Affection dégénérative du système nerveux central, elle a été découverte en 1817 par un médecin anglais, le Dr Parkinson. Cette maladie s’attaque aux neurones responsables de la production de dopamine, un neurotransmetteur (molécule chimique chargée de transmettre des informations entre les neurones) impliqué dans les circuits du plaisir et de la motivation.

Maladie de Parkinson symptômes

La baisse de production de dopamine a des effets désastreux sur le fonctionnement de notre cerveau et entraîne de graves troubles cognitifs.

Les trois principaux symptômes sont une lenteur et difficulté du mouvement, une rigidité musculaire touchant à la fois le rachis et les membres et des tremblements réguliers des membres qui se présentent sous forme de cycles.

Gènes et environnement

Très rare avant 45 ans, la maladie atteint son paroxysme autour de 70 ans, avec 1 % de la population atteinte. Avec le vieillissement général de la population, Parkinson est aujourd’hui un enjeu de santé publique dans les pays occidentaux.

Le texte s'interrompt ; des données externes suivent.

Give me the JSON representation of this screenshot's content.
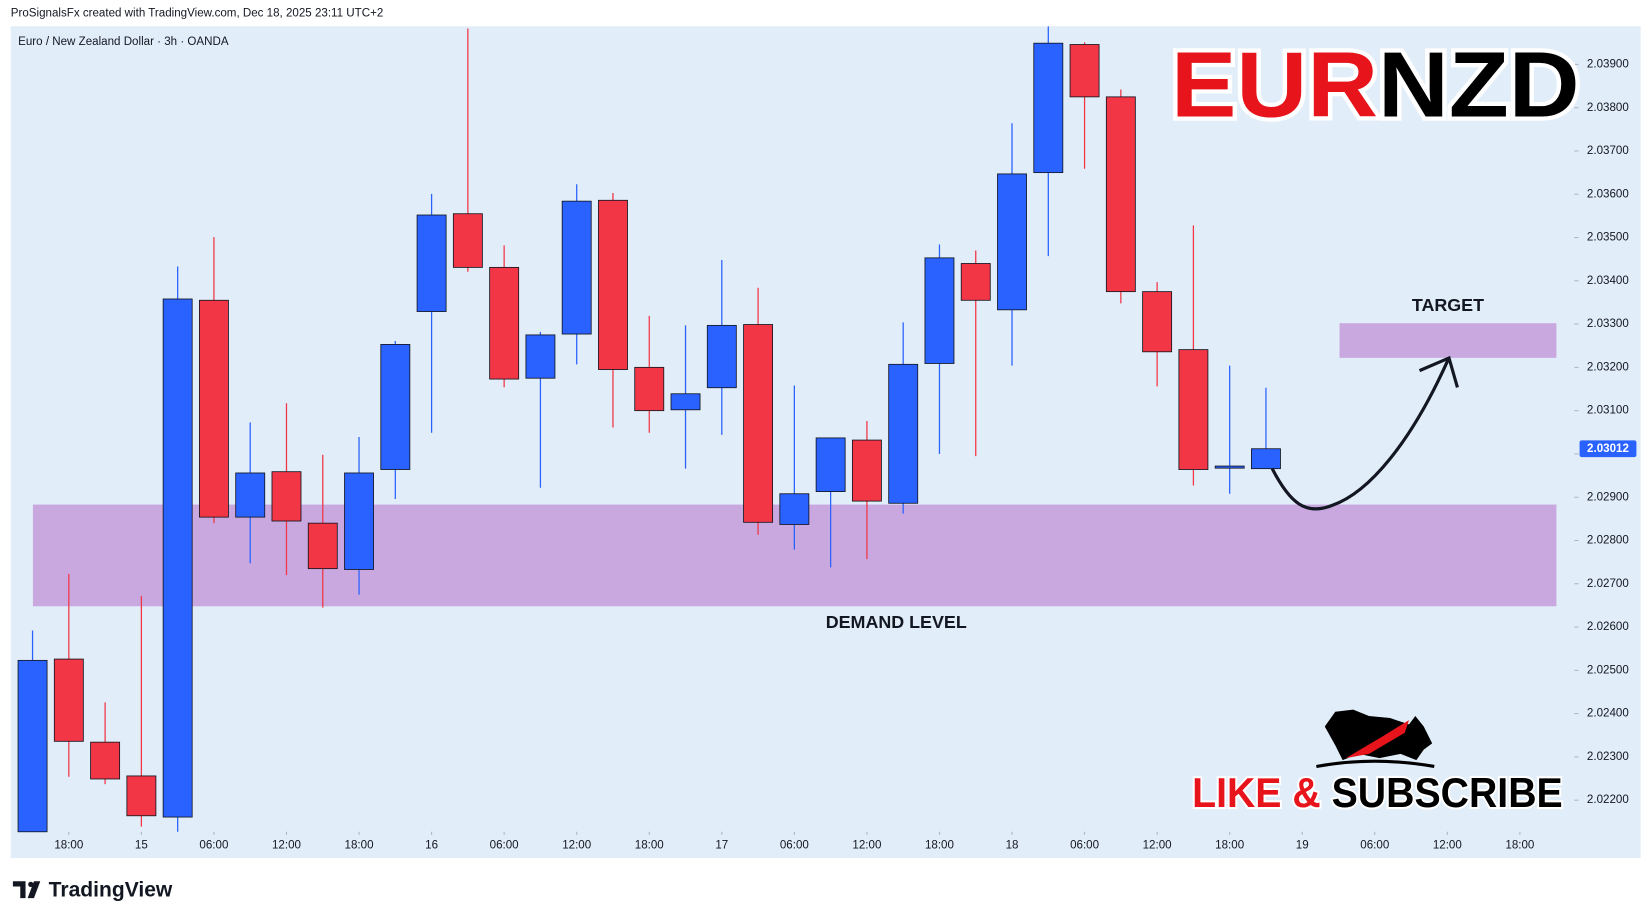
{
  "chart_data": {
    "type": "candlestick",
    "header": "ProSignalsFx created with TradingView.com, Dec 18, 2025 23:11 UTC+2",
    "symbol_label": "Euro / New Zealand Dollar · 3h · OANDA",
    "title": [
      "EUR",
      "NZD"
    ],
    "title_colors": [
      "#e8141b",
      "#000000"
    ],
    "footer": "TradingView",
    "call_to_action": [
      "LIKE &",
      "SUBSCRIBE"
    ],
    "call_to_action_colors": [
      "#e8141b",
      "#000000"
    ],
    "up_color": "#2962ff",
    "down_color": "#f23645",
    "open": [
      2.02127,
      2.02526,
      2.02334,
      2.02256,
      2.02161,
      2.03355,
      2.02854,
      2.02959,
      2.0284,
      2.02733,
      2.02964,
      2.03329,
      2.03555,
      2.03431,
      2.03175,
      2.03277,
      2.03586,
      2.032,
      2.03102,
      2.03153,
      2.03299,
      2.02837,
      2.02913,
      2.03032,
      2.02886,
      2.03209,
      2.0344,
      2.03333,
      2.0365,
      2.03946,
      2.03825,
      2.03375,
      2.03241,
      2.02969,
      2.02966
    ],
    "high": [
      2.02592,
      2.02723,
      2.02426,
      2.02672,
      2.03433,
      2.03501,
      2.03073,
      2.03117,
      2.02998,
      2.03039,
      2.03261,
      2.03601,
      2.03983,
      2.03482,
      2.03282,
      2.03623,
      2.03603,
      2.03319,
      2.03297,
      2.03448,
      2.03384,
      2.03158,
      2.03037,
      2.03076,
      2.03304,
      2.03484,
      2.0347,
      2.03764,
      2.03988,
      2.03951,
      2.03842,
      2.03397,
      2.03528,
      2.03204,
      2.03153
    ],
    "low": [
      2.02127,
      2.02254,
      2.02237,
      2.02139,
      2.02127,
      2.0284,
      2.02747,
      2.0272,
      2.02645,
      2.02675,
      2.02896,
      2.03049,
      2.03421,
      2.03154,
      2.02922,
      2.03207,
      2.03061,
      2.03049,
      2.02966,
      2.03044,
      2.02813,
      2.02779,
      2.02738,
      2.02757,
      2.02862,
      2.03,
      2.02995,
      2.03204,
      2.03457,
      2.03659,
      2.03348,
      2.03156,
      2.02927,
      2.02908,
      2.02966
    ],
    "close": [
      2.02523,
      2.02336,
      2.02249,
      2.02164,
      2.03358,
      2.02854,
      2.02956,
      2.02845,
      2.02735,
      2.02956,
      2.03253,
      2.03552,
      2.03431,
      2.03173,
      2.03275,
      2.03584,
      2.03195,
      2.031,
      2.03139,
      2.03297,
      2.02842,
      2.02908,
      2.03037,
      2.02891,
      2.03207,
      2.03453,
      2.03355,
      2.03647,
      2.03949,
      2.03825,
      2.03375,
      2.03236,
      2.02964,
      2.02972,
      2.03012
    ],
    "last_price": 2.03012,
    "last_price_color": "#2962ff",
    "zones": [
      {
        "label": "DEMAND LEVEL",
        "from": 2.02648,
        "to": 2.02883,
        "color": "#c9a8e0"
      },
      {
        "label": "TARGET",
        "from": 2.03222,
        "to": 2.03302,
        "color": "#c9a8e0"
      }
    ],
    "xlim": [
      -0.6,
      42.5
    ],
    "xticks": [
      {
        "value": 1,
        "label": "18:00"
      },
      {
        "value": 3,
        "label": "15"
      },
      {
        "value": 5,
        "label": "06:00"
      },
      {
        "value": 7,
        "label": "12:00"
      },
      {
        "value": 9,
        "label": "18:00"
      },
      {
        "value": 11,
        "label": "16"
      },
      {
        "value": 13,
        "label": "06:00"
      },
      {
        "value": 15,
        "label": "12:00"
      },
      {
        "value": 17,
        "label": "18:00"
      },
      {
        "value": 19,
        "label": "17"
      },
      {
        "value": 21,
        "label": "06:00"
      },
      {
        "value": 23,
        "label": "12:00"
      },
      {
        "value": 25,
        "label": "18:00"
      },
      {
        "value": 27,
        "label": "18"
      },
      {
        "value": 29,
        "label": "06:00"
      },
      {
        "value": 31,
        "label": "12:00"
      },
      {
        "value": 33,
        "label": "18:00"
      },
      {
        "value": 35,
        "label": "19"
      },
      {
        "value": 37,
        "label": "06:00"
      },
      {
        "value": 39,
        "label": "12:00"
      },
      {
        "value": 41,
        "label": "18:00"
      }
    ],
    "ylim": [
      2.02127,
      2.03988
    ],
    "yticks": [
      {
        "value": 2.022,
        "label": "2.02200"
      },
      {
        "value": 2.023,
        "label": "2.02300"
      },
      {
        "value": 2.024,
        "label": "2.02400"
      },
      {
        "value": 2.025,
        "label": "2.02500"
      },
      {
        "value": 2.026,
        "label": "2.02600"
      },
      {
        "value": 2.027,
        "label": "2.02700"
      },
      {
        "value": 2.028,
        "label": "2.02800"
      },
      {
        "value": 2.029,
        "label": "2.02900"
      },
      {
        "value": 2.03,
        "label": "2.03000"
      },
      {
        "value": 2.031,
        "label": "2.03100"
      },
      {
        "value": 2.032,
        "label": "2.03200"
      },
      {
        "value": 2.033,
        "label": "2.03300"
      },
      {
        "value": 2.034,
        "label": "2.03400"
      },
      {
        "value": 2.035,
        "label": "2.03500"
      },
      {
        "value": 2.036,
        "label": "2.03600"
      },
      {
        "value": 2.037,
        "label": "2.03700"
      },
      {
        "value": 2.038,
        "label": "2.03800"
      },
      {
        "value": 2.039,
        "label": "2.03900"
      }
    ],
    "grid": false
  }
}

Les causes environnementales sont quant à elle multiples et restent encore à étudier. Les pistes à suivre sont selon la Fédération pour la Recherche sur le Cerveau : « exposition aux métaux lourds, pesticides et herbicides, chocs à la tête (traumatismes crâniens comme chez les boxeurs), micro-infarctus cérébraux, neurotoxines qui pourraient être d’origine virale ».

Le traitement de Parkinson

Le traitement de référence est à base de dopamine (la L-Dopa), mais il entraîne bien souvent des effets secondaires indésirables. Il est aujourd’hui possible d’utiliser une stimulation cervicale électrique profonde (grâce à des électrodes placées sur le cortex). Cette opération donne de très bon résultat.

Un encéphale fragile

Grâce à ces quatre exemples de maladies neurologiques, nous pouvons observer que le cerveau est un organe d’une extrême fragilité. Susceptible aux chocs et traumatismes crâniens, ainsi qu’à l’influence de notre environnement (la nourriture que nous ingérons, la pollution, notre santé physique, le stress etc.), il est de plus très sensible au passage du temps et perd graduellement de ses facultés avec l’âge.

Que le facteur génétique soit plus ou moins important que les facteurs environnementaux ne change rien à la situation. Nous devons prendre soin de notre cerveau. Le protéger et le nourrir, en menant une vie aussi saine que possible, en évitant les situations stressantes et la sédentarité excessive. Nous devons surtout le faire travailler régulièrement tout au long de notre vie pour combattre la dégénérescence cellulaire de nos neurones, et stimuler sa plasticité cérébrale.